The Bush Foundation, one of the state’s largest charitable givers, is once more helping nonprofits, both large and small
About 1,000 nonprofit leaders took over the Guthrie Theater building recently in a mega-networking event that showcased the new direction of one of Minnesota’s largest foundations.
Some participants were coached in communication techniques from Guthrie actors, while others built a mosaic, debated the future of philanthropy or sat in on sessions to share ideas among groups working with the Bush Foundation.
Two years ago, there would have been no need for the event. Bush at that time poured nearly all its giving into three main goals and didn’t accept grant requests. But like many foundations nationwide, Bush has reconsidered the merits of targeting its cash at a few issues and is now willing to spread the wealth, with the change kindling new enthusiasm within Minnesota’s 7,000-strong nonprofit community.
Bush has awarded $921 million in grants since 1970 — including about $30 million last year.
“Bush gets a lot of attention from nonprofits because of pent-up hope … after five years of not accepting proposals under the previous leadership,” said Jon Pratt, executive director of the Minnesota Council of Nonprofits.
The shift in direction also is being watched by the National Committee for Responsive Philanthropy, a Washington group that recently issued a report critical of tightly focused giving — called strategic philanthropy — that had defined Bush and other major foundations for the past few years.
“What’s right about strategic philanthropy is a clear focus on achieving results,” said the center’s executive director, Aaron Dorfman. “What’s wrong is its oversimplistic, linear thinking about how change happens in the world.”
Many nonprofits work on multiple interconnected issues, he said, and become cut off from foundation dollars “because they aren’t laser-focused on a foundation’s priorities.”
‘Best of both worlds’’
Minnesota foundations and corporations gave away more than $1.7 billion in 2011, according to the Minnesota Council on Foundations. While all of them search to find the best ways to accomplish their goals, the Bush Foundation stands out for its dramatic swings in giving.
For decades, the foundation had special interests, such as the arts and historically black colleges, but it accepted grant applications on a wide range of issues. That changed after 2007, when under President Peter Hutchinson, the foundation stopped accepting grant applications for most projects that did not address three funding priorities — teacher effectiveness, governance in native nations and community problem-solving.
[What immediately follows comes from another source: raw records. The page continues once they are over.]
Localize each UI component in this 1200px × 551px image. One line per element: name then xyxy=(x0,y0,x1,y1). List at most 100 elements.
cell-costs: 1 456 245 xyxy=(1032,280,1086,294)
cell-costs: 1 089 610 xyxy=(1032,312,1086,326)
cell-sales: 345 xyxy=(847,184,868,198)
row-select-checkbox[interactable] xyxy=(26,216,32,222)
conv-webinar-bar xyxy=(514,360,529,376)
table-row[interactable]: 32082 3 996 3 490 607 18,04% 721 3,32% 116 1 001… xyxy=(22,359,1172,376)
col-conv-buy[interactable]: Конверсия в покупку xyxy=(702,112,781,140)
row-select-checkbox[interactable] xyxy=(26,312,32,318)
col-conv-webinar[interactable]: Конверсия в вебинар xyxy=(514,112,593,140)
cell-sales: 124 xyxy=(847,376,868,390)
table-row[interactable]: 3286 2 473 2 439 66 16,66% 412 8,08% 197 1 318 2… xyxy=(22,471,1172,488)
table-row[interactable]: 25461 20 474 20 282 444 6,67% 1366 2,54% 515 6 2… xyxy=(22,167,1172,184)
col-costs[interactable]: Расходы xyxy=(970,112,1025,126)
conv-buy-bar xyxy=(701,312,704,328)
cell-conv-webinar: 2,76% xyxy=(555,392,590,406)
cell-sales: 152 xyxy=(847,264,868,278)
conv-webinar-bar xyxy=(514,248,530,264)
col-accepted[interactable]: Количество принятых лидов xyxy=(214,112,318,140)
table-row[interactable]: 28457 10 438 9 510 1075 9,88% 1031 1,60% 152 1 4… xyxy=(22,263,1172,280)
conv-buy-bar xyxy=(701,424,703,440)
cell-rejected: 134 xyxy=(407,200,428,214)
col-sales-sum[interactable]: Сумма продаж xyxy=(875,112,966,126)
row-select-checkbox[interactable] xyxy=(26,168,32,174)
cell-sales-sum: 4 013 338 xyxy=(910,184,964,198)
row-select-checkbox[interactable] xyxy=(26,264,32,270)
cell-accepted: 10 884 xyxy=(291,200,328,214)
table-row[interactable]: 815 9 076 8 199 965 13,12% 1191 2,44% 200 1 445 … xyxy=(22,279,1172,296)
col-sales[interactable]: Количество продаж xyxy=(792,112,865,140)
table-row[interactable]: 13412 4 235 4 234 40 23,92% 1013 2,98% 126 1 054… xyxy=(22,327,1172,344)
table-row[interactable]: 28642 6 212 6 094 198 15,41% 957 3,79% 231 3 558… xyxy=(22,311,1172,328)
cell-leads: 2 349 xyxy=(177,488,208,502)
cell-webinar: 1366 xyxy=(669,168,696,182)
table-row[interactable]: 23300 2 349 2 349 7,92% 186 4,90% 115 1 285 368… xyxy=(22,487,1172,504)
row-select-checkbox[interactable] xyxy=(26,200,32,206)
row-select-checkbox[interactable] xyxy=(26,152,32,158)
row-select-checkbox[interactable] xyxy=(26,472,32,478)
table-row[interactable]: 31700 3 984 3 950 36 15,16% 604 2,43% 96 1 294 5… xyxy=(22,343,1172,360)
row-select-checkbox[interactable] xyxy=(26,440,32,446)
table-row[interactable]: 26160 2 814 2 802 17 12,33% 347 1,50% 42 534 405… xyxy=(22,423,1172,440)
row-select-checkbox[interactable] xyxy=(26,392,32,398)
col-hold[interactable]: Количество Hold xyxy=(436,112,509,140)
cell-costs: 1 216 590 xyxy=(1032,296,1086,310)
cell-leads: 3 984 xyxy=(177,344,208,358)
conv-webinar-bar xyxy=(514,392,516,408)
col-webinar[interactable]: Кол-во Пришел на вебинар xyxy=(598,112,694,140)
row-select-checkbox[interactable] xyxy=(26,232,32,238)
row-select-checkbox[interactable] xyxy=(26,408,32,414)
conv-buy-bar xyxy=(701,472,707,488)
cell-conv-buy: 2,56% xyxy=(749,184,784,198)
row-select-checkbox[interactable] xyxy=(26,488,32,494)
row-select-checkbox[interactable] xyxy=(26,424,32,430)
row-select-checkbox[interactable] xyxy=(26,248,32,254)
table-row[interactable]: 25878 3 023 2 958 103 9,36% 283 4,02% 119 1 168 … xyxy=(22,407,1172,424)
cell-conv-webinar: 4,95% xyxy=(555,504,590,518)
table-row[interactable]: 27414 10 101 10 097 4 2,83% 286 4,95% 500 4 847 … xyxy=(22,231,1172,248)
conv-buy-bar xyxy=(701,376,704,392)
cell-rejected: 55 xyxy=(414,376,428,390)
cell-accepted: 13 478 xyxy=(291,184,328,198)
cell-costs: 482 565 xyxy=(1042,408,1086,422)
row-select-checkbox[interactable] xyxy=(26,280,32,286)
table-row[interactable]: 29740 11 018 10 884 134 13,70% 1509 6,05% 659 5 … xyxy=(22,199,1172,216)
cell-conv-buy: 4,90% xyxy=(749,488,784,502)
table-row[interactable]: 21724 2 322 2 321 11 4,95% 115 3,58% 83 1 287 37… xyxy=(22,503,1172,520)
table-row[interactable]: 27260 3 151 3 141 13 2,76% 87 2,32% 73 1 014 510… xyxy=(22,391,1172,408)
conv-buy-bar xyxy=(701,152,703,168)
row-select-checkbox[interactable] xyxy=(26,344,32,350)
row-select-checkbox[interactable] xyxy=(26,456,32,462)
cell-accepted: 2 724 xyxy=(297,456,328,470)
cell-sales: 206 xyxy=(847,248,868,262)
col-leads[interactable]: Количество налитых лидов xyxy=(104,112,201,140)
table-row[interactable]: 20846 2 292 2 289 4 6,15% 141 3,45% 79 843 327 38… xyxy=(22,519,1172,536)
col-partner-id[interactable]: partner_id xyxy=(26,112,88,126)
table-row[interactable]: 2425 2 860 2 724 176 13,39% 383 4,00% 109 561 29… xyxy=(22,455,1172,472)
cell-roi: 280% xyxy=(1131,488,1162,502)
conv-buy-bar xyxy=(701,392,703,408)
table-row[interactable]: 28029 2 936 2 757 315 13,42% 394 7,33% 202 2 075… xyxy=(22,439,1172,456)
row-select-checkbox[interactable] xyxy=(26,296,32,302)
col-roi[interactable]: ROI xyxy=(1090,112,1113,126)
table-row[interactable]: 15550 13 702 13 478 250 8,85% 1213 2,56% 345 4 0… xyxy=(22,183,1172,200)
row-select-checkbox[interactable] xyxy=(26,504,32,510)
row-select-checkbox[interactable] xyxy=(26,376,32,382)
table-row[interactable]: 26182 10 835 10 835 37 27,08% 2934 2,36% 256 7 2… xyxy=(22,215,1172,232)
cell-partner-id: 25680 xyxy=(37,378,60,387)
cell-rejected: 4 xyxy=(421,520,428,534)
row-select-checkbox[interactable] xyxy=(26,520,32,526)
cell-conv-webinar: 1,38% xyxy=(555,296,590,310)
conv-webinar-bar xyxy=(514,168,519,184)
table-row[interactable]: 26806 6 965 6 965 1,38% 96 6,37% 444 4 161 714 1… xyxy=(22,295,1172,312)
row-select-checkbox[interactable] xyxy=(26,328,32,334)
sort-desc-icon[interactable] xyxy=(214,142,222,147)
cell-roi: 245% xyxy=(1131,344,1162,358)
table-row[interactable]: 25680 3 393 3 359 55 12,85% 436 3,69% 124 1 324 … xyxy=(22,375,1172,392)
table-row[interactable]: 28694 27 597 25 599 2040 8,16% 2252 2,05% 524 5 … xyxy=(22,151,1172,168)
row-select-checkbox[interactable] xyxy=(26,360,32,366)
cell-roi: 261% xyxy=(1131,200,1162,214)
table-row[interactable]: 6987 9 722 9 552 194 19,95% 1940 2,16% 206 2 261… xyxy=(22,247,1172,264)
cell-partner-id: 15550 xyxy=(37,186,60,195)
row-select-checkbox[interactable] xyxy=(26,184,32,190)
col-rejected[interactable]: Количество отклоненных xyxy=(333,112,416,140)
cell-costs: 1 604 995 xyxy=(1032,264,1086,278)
The idea was to pour in money and make a measurable difference.
In 2012, Jennifer Ford Reedy became the Bush Foundation president, and the goals shifted again.
The foundation still funds those key initiatives, but it interprets “community problem-solving” in new ways that have flung open the doors to diverse groups again.
“I’m trying to take the best of both worlds,” Reedy said, sitting in the foundation’s new skyline headquarters in downtown St. Paul.
Innovation is in
“Innovation” and “collaboration” are the new key words, echoing a philanthropy trend sweeping the country.